The Pope and the favela

imagesI got moved and I don’t feel ashamed in admitting it! I was watching the news on tv and had the chance to see a report about Pope Francis in a favela of Rio and to listen to what he said and I got moved and thought: “This is a man of God!”.
Yes, I am a Unitarian minister. So, what’s wrong?
I’m not saying I’m going to change my mind, I am not going to become a Catholic or anything similar: I am still horrified by the idea of a hierarchical Church whose leader is considered the “Vicar of Christ” and  infalible in proclaiming dogmas, I am still angry with all the luxury of the Vatican, with a Curia which, I hear, only now (too late and, I can presume, only for a slavish obedience to its leader) is moving towards a less wasteful style of life and I certainly don’t agree with so many Catholic religious ideas it would be too long to number them.

But this doesn’t mean I should pretend to be blind in front of a man like Pope Francis. Yes, I know what many people think: it’s just an image, just a good job by the PR of the Holy See. Well, I don’t agree: I am quite sure none would act concretely against the Vatican historical show off and against the paritetical Vatican corruption, none would be so naturally open to the people just for a good advertising campaign without a deep, radical conviction that this is the only way for a minister (actually for any human being) to be.

So I think Francis is really a good man. But… how can I judge him a man of God? Surely not as he is a priest, a bishop, the Pope: we all know an anointment is certainly not a guarantee for anything of this kind.
The answer is simple to me: simply I judge a man of God anyone having a preferencial option for the lasts on Earth, for all of them, for the poor, for the outcast, for the weak, for the ones put into any ghetto, for the ones having nothing.

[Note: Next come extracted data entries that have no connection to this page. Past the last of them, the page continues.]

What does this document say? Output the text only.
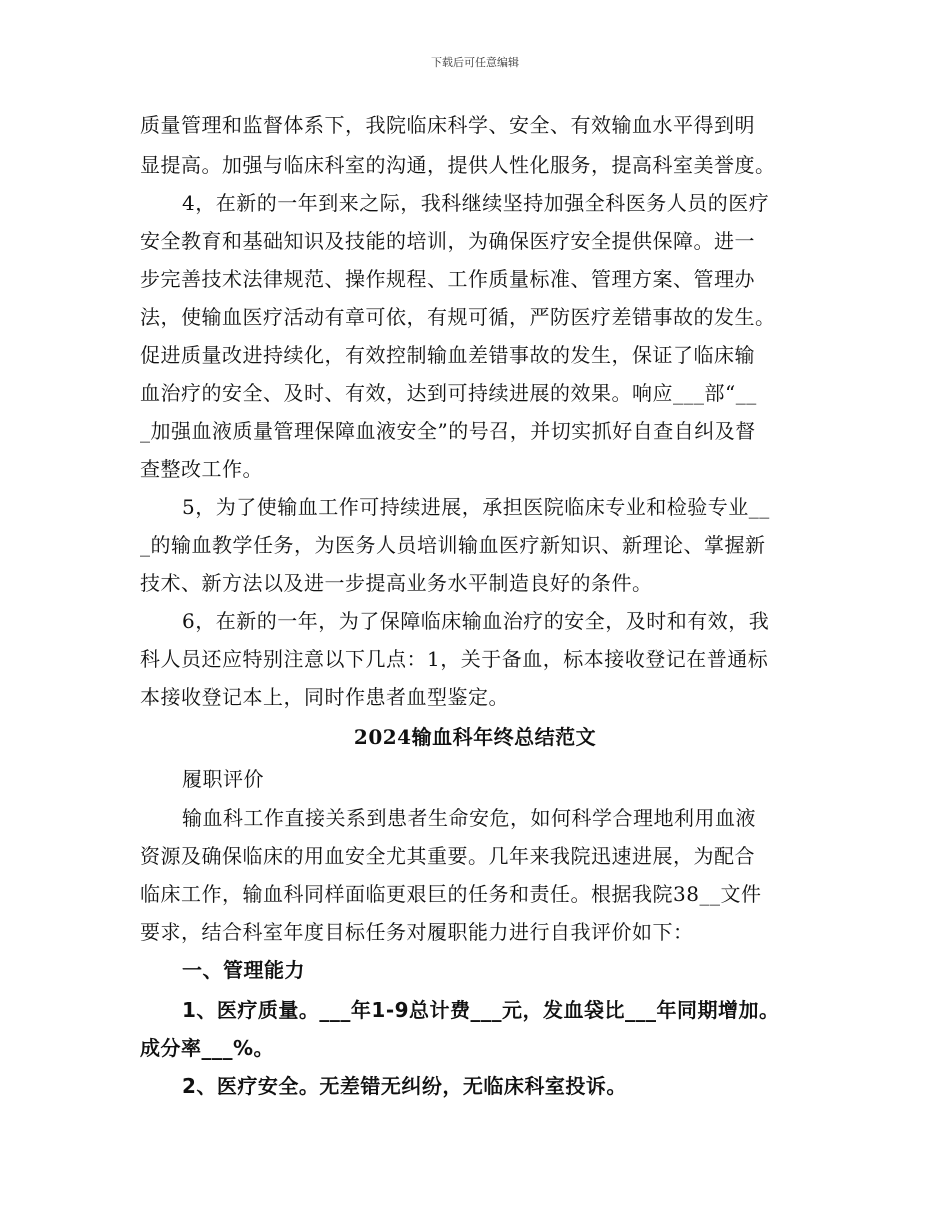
下载后可任意编辑
质量管理和监督体系下，我院临床科学、安全、有效输血水平得到明
显提高。加强与临床科室的沟通，提供人性化服务，提高科室美誉度。
4，在新的一年到来之际，我科继续坚持加强全科医务人员的医疗
安全教育和基础知识及技能的培训，为确保医疗安全提供保障。进一
步完善技术法律规范、操作规程、工作质量标准、管理方案、管理办
法，使输血医疗活动有章可依，有规可循，严防医疗差错事故的发生。
促进质量改进持续化，有效控制输血差错事故的发生，保证了临床输
血治疗的安全、及时、有效，达到可持续进展的效果。响应___部“__
_加强血液质量管理保障血液安全”的号召，并切实抓好自查自纠及督
查整改工作。
5，为了使输血工作可持续进展，承担医院临床专业和检验专业__
_的输血教学任务，为医务人员培训输血医疗新知识、新理论、掌握新
技术、新方法以及进一步提高业务水平制造良好的条件。
6，在新的一年，为了保障临床输血治疗的安全，及时和有效，我
科人员还应特别注意以下几点：1，关于备血，标本接收登记在普通标
本接收登记本上，同时作患者血型鉴定。
2024输血科年终总结范文
履职评价
输血科工作直接关系到患者生命安危，如何科学合理地利用血液
资源及确保临床的用血安全尤其重要。几年来我院迅速进展，为配合
临床工作，输血科同样面临更艰巨的任务和责任。根据我院38__文件
要求，结合科室年度目标任务对履职能力进行自我评价如下：
一、管理能力
1、医疗质量。___年1-9总计费___元，发血袋比___年同期增加。
成分率___%。
2、医疗安全。无差错无纠纷，无临床科室投诉。
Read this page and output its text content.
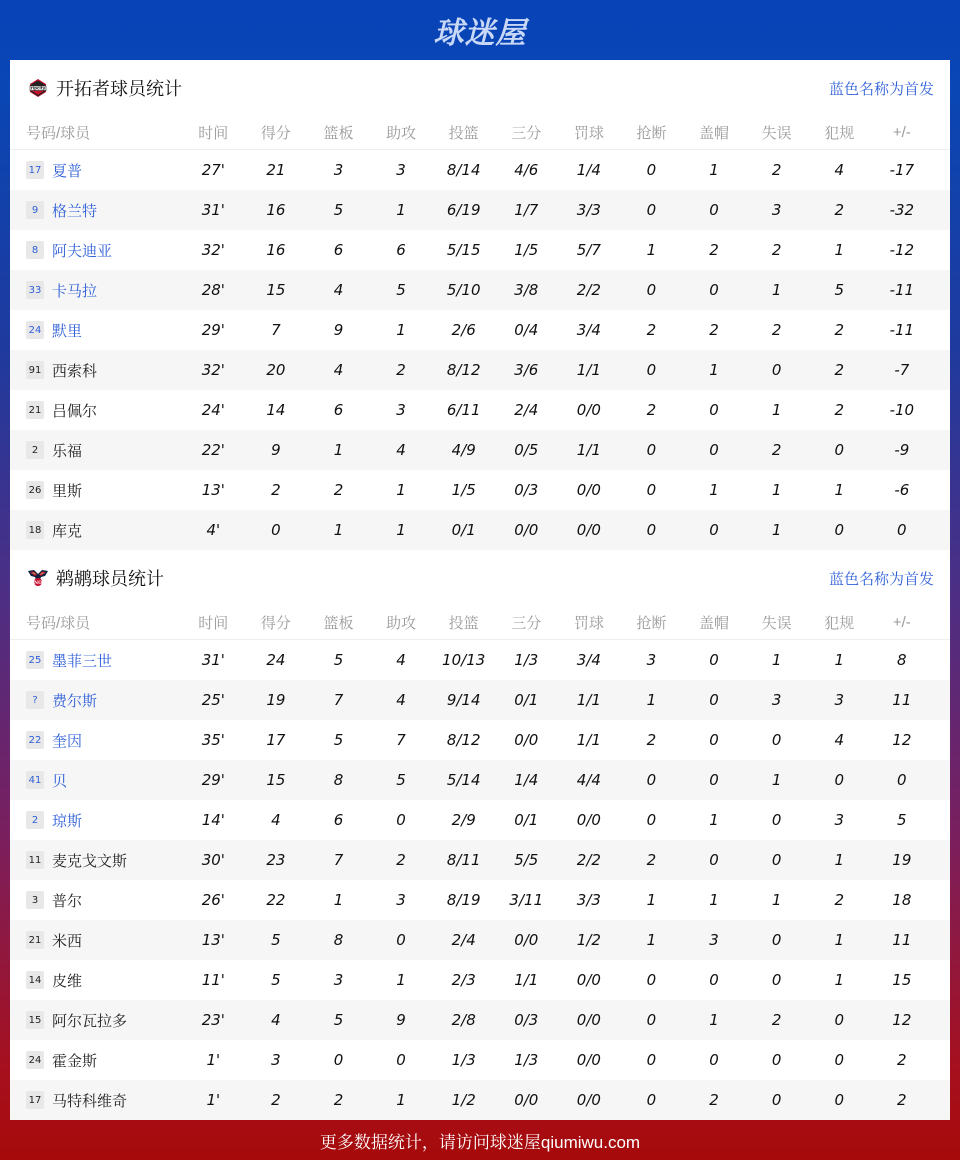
球迷屋
ripcity 开拓者球员统计	蓝色名称为首发
号码/球员	时间	得分	篮板	助攻	投篮	三分	罚球	抢断	盖帽	失误	犯规	+/-
17 夏普	27'	21	3	3	8/14	4/6	1/4	0	1	2	4	-17
9 格兰特	31'	16	5	1	6/19	1/7	3/3	0	0	3	2	-32
8 阿夫迪亚	32'	16	6	6	5/15	1/5	5/7	1	2	2	1	-12
33 卡马拉	28'	15	4	5	5/10	3/8	2/2	0	0	1	5	-11
24 默里	29'	7	9	1	2/6	0/4	3/4	2	2	2	2	-11
91 西索科	32'	20	4	2	8/12	3/6	1/1	0	1	0	2	-7
21 吕佩尔	24'	14	6	3	6/11	2/4	0/0	2	0	1	2	-10
2 乐福	22'	9	1	4	4/9	0/5	1/1	0	0	2	0	-9
26 里斯	13'	2	2	1	1/5	0/3	0/0	0	1	1	1	-6
18 库克	4'	0	1	1	0/1	0/0	0/0	0	0	1	0	0
NO 鹈鹕球员统计	蓝色名称为首发
号码/球员	时间	得分	篮板	助攻	投篮	三分	罚球	抢断	盖帽	失误	犯规	+/-
25 墨菲三世	31'	24	5	4	10/13	1/3	3/4	3	0	1	1	8
? 费尔斯	25'	19	7	4	9/14	0/1	1/1	1	0	3	3	11
22 奎因	35'	17	5	7	8/12	0/0	1/1	2	0	0	4	12
41 贝	29'	15	8	5	5/14	1/4	4/4	0	0	1	0	0
2 琼斯	14'	4	6	0	2/9	0/1	0/0	0	1	0	3	5
11 麦克戈文斯	30'	23	7	2	8/11	5/5	2/2	2	0	0	1	19
3 普尔	26'	22	1	3	8/19	3/11	3/3	1	1	1	2	18
21 米西	13'	5	8	0	2/4	0/0	1/2	1	3	0	1	11
14 皮维	11'	5	3	1	2/3	1/1	0/0	0	0	0	1	15
15 阿尔瓦拉多	23'	4	5	9	2/8	0/3	0/0	0	1	2	0	12
24 霍金斯	1'	3	0	0	1/3	1/3	0/0	0	0	0	0	2
17 马特科维奇	1'	2	2	1	1/2	0/0	0/0	0	2	0	0	2
更多数据统计，请访问球迷屋qiumiwu.com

We are called, as human beings, to love any brother and sister but especially these people simply as they have nothing and our love, any expression of our love, is, at least, something.
So I saw this people in the favela in Rio and I know tomorrow they will be as poor as yesterday, I know much more could be done for them in terms of material help, but I also saw they were joyful today and I also know Francis could have act like many Popes before him, just visiting a Country, meeting the leaders, spending some good words and going home, but he didn’t: he went there, giving, perhaps, a little hope. And hope is, exactly like food and money, something they need, something we all need.

Am I saying Pope Francis is a saint? Not at all: I guess no human being is a saint. I am saying I believe that he is a good man of God, that’s it.
Shouldn’t I say this as I am a Unitarian minister and he is the mighty Catholic Pope? Why?
Let me tell you I can’t care less about our theological differences: theology is just a human product, a vision and an opinion, a way the Spirit uses to mark a different track in His personal dialogue with each one of us. Acts count much more, life counts much more, taking position in favour of the outcast counts much more, giving love counts much more and is, in my opinion, the real core of any spirituality in the World.

Many centuries ago a man, Ferenc David, said something like “We don’t need to think alike to love alike”. Well, I think he was right!